The Irish Times view on housing policy: Government still looking for answers

The Coalition is backed into a corner and has yet to publish a revised housing plan

Measures in the budget are designed to accelerate the supply of new apartments. Photograph: Chris Ratcliffe/Bloomberg
Measures in the budget are designed to accelerate the supply of new apartments. Photograph: Chris Ratcliffe/Bloomberg

The prediction by the State’s largest home builder that a 4.5 per cent cut in the VAT rate charged on new apartments could unlock most of the schemes that have planning permission but are stalled is both welcome and somewhat concerning.

Michael Stanley, the chief executive of Cairn Homes, did not put a figure on the number of apartments that might now be built, but various sources estimate around 50,000 of them could now come on stream.

More building would be good news. But what it says about the economics of apartment building and implicit government subsidies need to be looked at.

The median price – meaning the middle of the range rather than the average price – of a new apartment in Dublin is estimated to be €355,000. The VAT saving on such an apartment as a result of the budget measures will be a significant benefit to the developer.

According to Stanley, the VAT reduction, along with other budget measures and new guidelines on apartment design announced during the summer, will be worth around €70,000 to €80,000 per apartment to the developer. It is worth noting here that the new regulations are subject to a judicial review.

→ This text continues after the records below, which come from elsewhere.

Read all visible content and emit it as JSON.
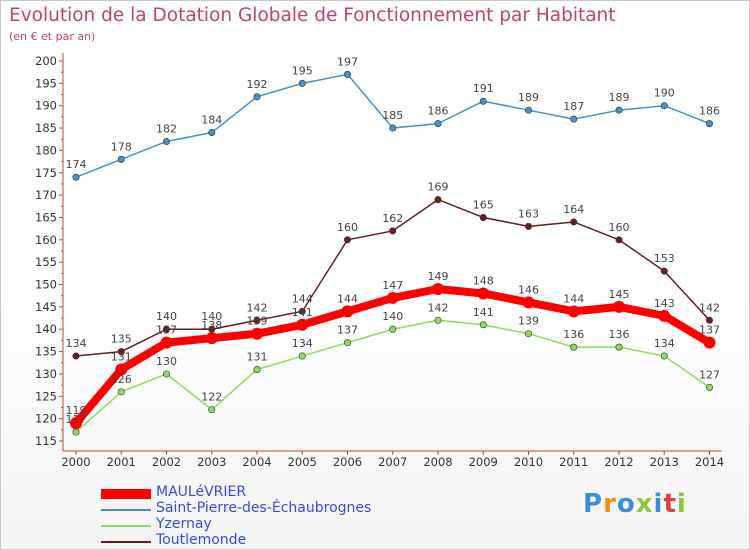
{
  "page": {
    "title": "Evolution de la Dotation Globale de Fonctionnement par Habitant",
    "subtitle": "(en € et par an)",
    "logo_text": "Proxiti"
  },
  "chart_data": {
    "type": "line",
    "title": "Evolution de la Dotation Globale de Fonctionnement par Habitant",
    "subtitle": "(en € et par an)",
    "xlabel": "",
    "ylabel": "",
    "ylim": [
      115,
      200
    ],
    "yticks": [
      115,
      120,
      125,
      130,
      135,
      140,
      145,
      150,
      155,
      160,
      165,
      170,
      175,
      180,
      185,
      190,
      195,
      200
    ],
    "grid": false,
    "legend_position": "bottom-left",
    "x": [
      "2000",
      "2001",
      "2002",
      "2003",
      "2004",
      "2005",
      "2006",
      "2007",
      "2008",
      "2009",
      "2010",
      "2011",
      "2012",
      "2013",
      "2014"
    ],
    "series": [
      {
        "name": "MAULéVRIER",
        "color": "#ff0000",
        "highlight": true,
        "values": [
          119,
          131,
          137,
          138,
          139,
          141,
          144,
          147,
          149,
          148,
          146,
          144,
          145,
          143,
          137
        ]
      },
      {
        "name": "Saint-Pierre-des-Échaubrognes",
        "color": "#4a90c8",
        "highlight": false,
        "values": [
          174,
          178,
          182,
          184,
          192,
          195,
          197,
          185,
          186,
          191,
          189,
          187,
          189,
          190,
          186
        ]
      },
      {
        "name": "Yzernay",
        "color": "#90d860",
        "highlight": false,
        "values": [
          117,
          126,
          130,
          122,
          131,
          134,
          137,
          140,
          142,
          141,
          139,
          136,
          136,
          134,
          127
        ]
      },
      {
        "name": "Toutlemonde",
        "color": "#6b1e22",
        "highlight": false,
        "values": [
          134,
          135,
          140,
          140,
          142,
          144,
          160,
          162,
          169,
          165,
          163,
          164,
          160,
          153,
          142
        ]
      }
    ]
  }
}
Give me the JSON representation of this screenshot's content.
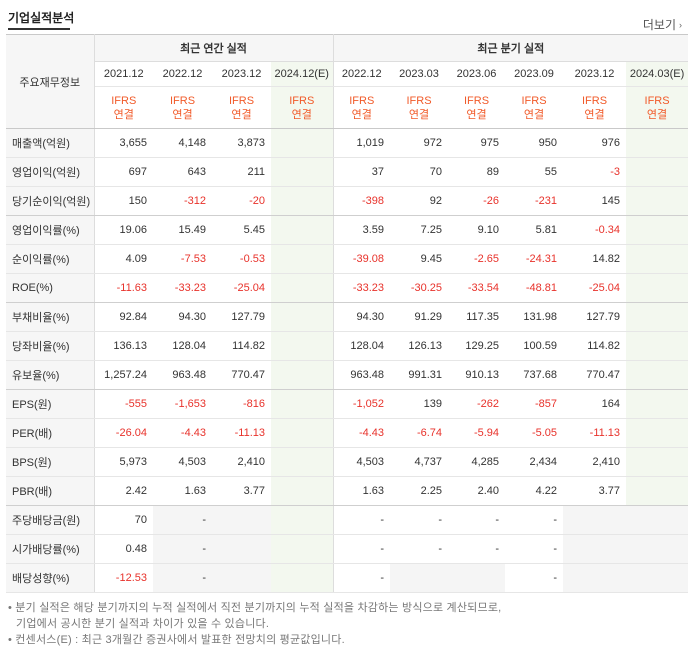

The other way of looking at this is that the State is effectively subsiding each apartment by a similar amount, both directly and indirectly.

The need for Government intervention on such a scale is indicative of a number of things.

The first is that the ceiling in terms of affordability has been reached. People’s ability to borrow is curtailed by their income and the lending limits placed on banks. Developers cannot put up prices any further.

It also implies that the cost of construction – mostly materials and labour – has increased significantly, rendering projects unviable at the prices that people can afford to pay. Construction inflation has eased recently, but prices are still elevated.

The third is that – in hindsight admittedly – the cost of the land was, in many cases, too high. The laws of economics suggest it should fall, but we know from the wider housing market that normal rules often don’t seem to apply in the Irish housing market.

The Government is backed into a corner where it is endlessly tinkering around the edges of a dysfunctional industry. The measures announced on budget day are just the latest in a series, including €5.3 billion in funding for social and affordable housing with mixed results at best. A revised housing strategy is due to be published shortly but unless the Government can move the fundamental levers dictating supply, it risks being as aspirational as its predecessors.